Dat is niet aanvaardbaar, zegt men mij vanuit andere bubbels. Toekomstige leiders zullen dan ook oplossingen moeten aanreiken die verschillende visies uit de maatschappelijke bubbels kunnen verzoenen. Kan het belasten van meerwaarden bij de verkoop van aandelen niet een van de maatregelen zijn om over de bubbels heen een oplossing te vinden?
Big four-model
Een tweede aardverschuiving - die reeds is ingezet - is nodig in het domein van de wereldwijde fiscale advisering. Het big four-model (Deloitte, KPMG, EY en PwC) is niet langer houdbaar. Multinationale bedrijven hebben uiteraard nood aan sterke globale dienstverleners. Maar auditmandaten combineren met andere dienstverlening schept te veel belangenconflicten. Men controleert zichzelf. Zulke belangenconflicten waren volgens Luyendijk een van de redenen van de bankencrisis.
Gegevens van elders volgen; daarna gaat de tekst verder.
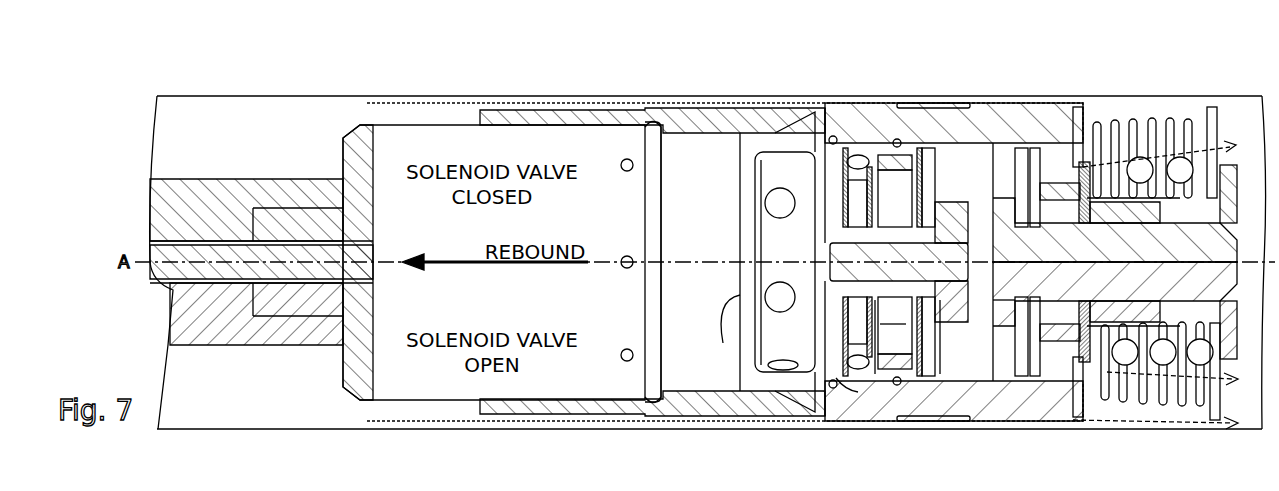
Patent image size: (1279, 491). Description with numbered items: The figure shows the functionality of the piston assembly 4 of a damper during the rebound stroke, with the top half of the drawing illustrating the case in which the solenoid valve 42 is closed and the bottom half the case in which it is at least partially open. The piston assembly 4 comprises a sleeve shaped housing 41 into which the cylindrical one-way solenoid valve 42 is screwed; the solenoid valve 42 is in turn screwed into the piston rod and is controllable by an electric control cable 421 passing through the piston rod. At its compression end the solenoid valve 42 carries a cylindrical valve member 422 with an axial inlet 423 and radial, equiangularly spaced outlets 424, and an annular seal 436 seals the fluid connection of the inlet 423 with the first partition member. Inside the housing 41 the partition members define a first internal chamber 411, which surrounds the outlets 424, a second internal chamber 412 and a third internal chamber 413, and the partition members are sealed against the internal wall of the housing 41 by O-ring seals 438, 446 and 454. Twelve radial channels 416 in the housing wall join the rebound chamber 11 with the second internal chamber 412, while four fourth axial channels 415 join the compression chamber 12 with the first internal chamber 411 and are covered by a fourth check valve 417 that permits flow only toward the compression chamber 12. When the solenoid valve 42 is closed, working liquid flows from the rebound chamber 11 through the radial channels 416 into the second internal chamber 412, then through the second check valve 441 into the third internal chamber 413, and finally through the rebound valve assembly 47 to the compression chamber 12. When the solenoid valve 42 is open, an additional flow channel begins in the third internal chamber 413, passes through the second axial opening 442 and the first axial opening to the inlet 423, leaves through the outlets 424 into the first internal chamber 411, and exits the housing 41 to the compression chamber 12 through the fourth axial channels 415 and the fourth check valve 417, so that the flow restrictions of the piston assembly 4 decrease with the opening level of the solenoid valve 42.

The piston assembly 4 is at (633, 100).
The rebound chamber 11 is at (301, 115).
The compression chamber 12 is at (1214, 140).
The housing 41 is at (665, 132).
The solenoid valve 42 is at (410, 150).
The rebound valve assembly 47 is at (1110, 140).
The first internal chamber 411 is at (750, 140).
The second internal chamber 412 is at (882, 140).
The third internal chamber 413 is at (987, 150).
The fourth axial channels 415 is at (993, 410).
The radial channels 416 is at (846, 148).
The fourth check valve 417 is at (1088, 365).
The electric control cable 421 is at (201, 245).
The valve member 422 is at (765, 180).
The inlet 423 is at (877, 372).
The outlets 424 is at (783, 372).
The annular seal 436 is at (801, 148).
The O-ring seal 438 is at (840, 388).
The second check valve 441 is at (949, 374).
The second axial opening 442 is at (908, 170).
The O-ring seal 446 is at (901, 374).
The O-ring seal 454 is at (1045, 380).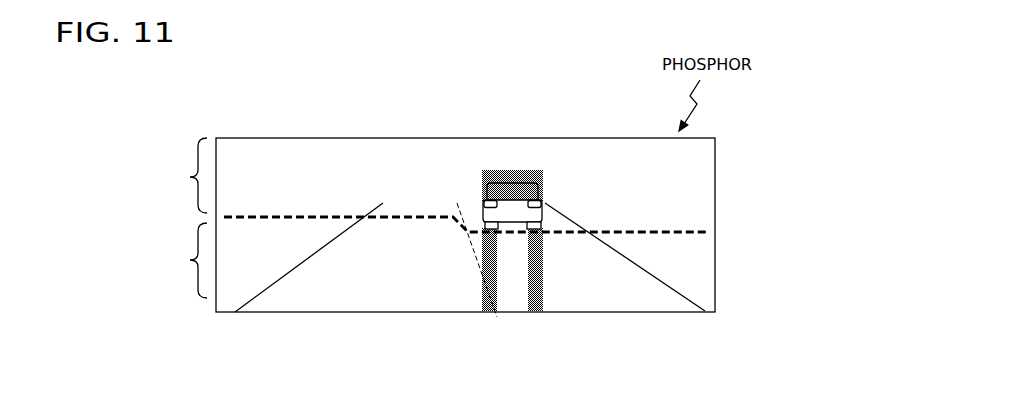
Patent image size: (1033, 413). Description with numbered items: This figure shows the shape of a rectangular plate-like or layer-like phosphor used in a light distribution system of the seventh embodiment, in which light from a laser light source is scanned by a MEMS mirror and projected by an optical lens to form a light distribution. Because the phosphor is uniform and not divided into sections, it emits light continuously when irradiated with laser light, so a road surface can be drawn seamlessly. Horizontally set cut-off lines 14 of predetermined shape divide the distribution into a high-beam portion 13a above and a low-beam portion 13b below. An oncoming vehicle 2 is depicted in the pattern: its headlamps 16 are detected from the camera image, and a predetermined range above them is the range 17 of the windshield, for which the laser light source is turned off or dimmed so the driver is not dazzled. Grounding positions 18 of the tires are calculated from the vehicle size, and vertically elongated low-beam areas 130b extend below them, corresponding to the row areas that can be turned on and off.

The oncoming vehicle 2 is at (513, 213).
The LEDs above the cut-off lines 13a is at (116, 175).
The LEDs below the cut-off lines 13b is at (120, 260).
The cut-off lines 14 is at (703, 232).
The headlamps of the oncoming vehicle 16 is at (485, 201).
The range of a windshield 17 is at (502, 172).
The grounding positions of tires 18 is at (483, 233).
The area 130b is at (487, 312).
Op verschillende niveaus is al wetgevend initiatief genomen. Het gevolg van deze striktere regulering is evenwel dat vier globale spelers niet volstaan om als multinational totale keuzevrijheid te hebben. Tijdens grote fusie- en overnamedeals stel je bijvoorbeeld vaak vast dat er te veel belangenconflicten zijn tussen de partijen en dat de scheidingsmuren binnen hetzelfde kantoor het enig werkbare alternatief is. Er is dringend nood aan een aantal bijkomende globale maar totaal onafhankelijke fiscale (advocaten)kantoren zonder auditafdeling, al dan niet ontstaan uit het big four-model.
Amoreel
Laat ik ten slotte ook even voor eigen deur vegen. Moeten multinationals fiscaal niet zelf maatschappelijke keuzes maken? Kunnen wij fiscalisten blijven schermen met het amoraliteitsconcept, zoals volgens Luyendijk ook de City-bankiers wegblijven van het ethische vraagstuk?
Amoreel, want in onze fiscale discussies komen goed of kwaad niet voor. Er is geen ethische component. We kijken niet of een fiscale structuur moreel deugt. We analyseren enkel of ze wettelijk is of niet. Moeten globale bedrijven - zoals er steeds meer al doen - zichzelf geen ethische fiscale beperkingen opleggen? En zich, zelfs als structuren wettelijk zijn, niet afvragen of ze maatschappelijk de 'bubbeltest' doorstaan?
Deze opinie verscheen eerder in het Belgische medium De Tijd.